Traditionally, Keynes is more popular on the left and classical economics is more popular on the right, but this isn’t a hard and fast rule. For example, George W. Bush used a Keynesian approach when dealing with the Great Recession and Barack Obama continued it. (The joke at the time was there are no atheists in foxholes and there are no classical economists in a depression.)

My personal take on it is that both classical economics and Keynesian economics are good. (Meanwhile, behavioral economics is the great new innovation, and the unorthodox theories are garbage). Which approach you favor depends on whether you like to rip the band-aid off fast or slow. Classical economics is best in the long term. It involves ripping the band-aid off. Maximum pain in the short term (many people lose their jobs), but the economy corrects itself faster. Keynesian economics is like slowly removing the band-aid. It takes longer, but it doesn’t hurt as much (people are protected from the brunt of a recession). It’s worse in the long term (you can still see the effects of the Great Recession today), but as Keynes put it, who cares? In the long term we’re all dead.

Edit 1: As long as I’m throwing in a couple personal views here, I’ll point out that politicians tend to spend when the economy is bad, but also when the economy is good. This applies to left wing politicians for sure, but also right wing ones who claim they aren’t spending. For example, though we are no longer in a recession, Donald Trump has continued to spend. That makes the already great economy soar even more, but it sets the US up for an even worse crash in the near future. The same can be said for Bush and other recent Republican presidents.

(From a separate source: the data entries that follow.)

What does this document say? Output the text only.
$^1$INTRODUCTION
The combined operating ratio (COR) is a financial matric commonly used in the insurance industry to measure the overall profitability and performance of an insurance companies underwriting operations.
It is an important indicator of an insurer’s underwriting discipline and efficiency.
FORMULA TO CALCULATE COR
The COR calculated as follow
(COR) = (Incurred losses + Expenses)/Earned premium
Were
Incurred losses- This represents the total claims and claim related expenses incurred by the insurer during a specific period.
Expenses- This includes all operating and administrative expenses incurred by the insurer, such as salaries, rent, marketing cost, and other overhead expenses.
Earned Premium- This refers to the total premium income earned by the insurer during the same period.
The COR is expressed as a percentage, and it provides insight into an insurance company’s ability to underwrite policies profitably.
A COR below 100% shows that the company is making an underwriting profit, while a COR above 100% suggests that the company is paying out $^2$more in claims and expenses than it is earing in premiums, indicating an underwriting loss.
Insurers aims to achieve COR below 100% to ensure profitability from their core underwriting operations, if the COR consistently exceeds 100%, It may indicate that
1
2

Edit 2: As a last point, the impact of a president’s economic decisions isn’t generally seen for a decade or two. Furthermore, when a Republican president is in charge, there is often a Democratic congress or vice versa. That means it’s very hard to distinguish whose policies are helping or hurting the economy. Presidents are generally blamed when the economy is bad, even though it’s not their fault. But they often take credit when the economy is good, even though they have nothing to do with it. So make of it what you will.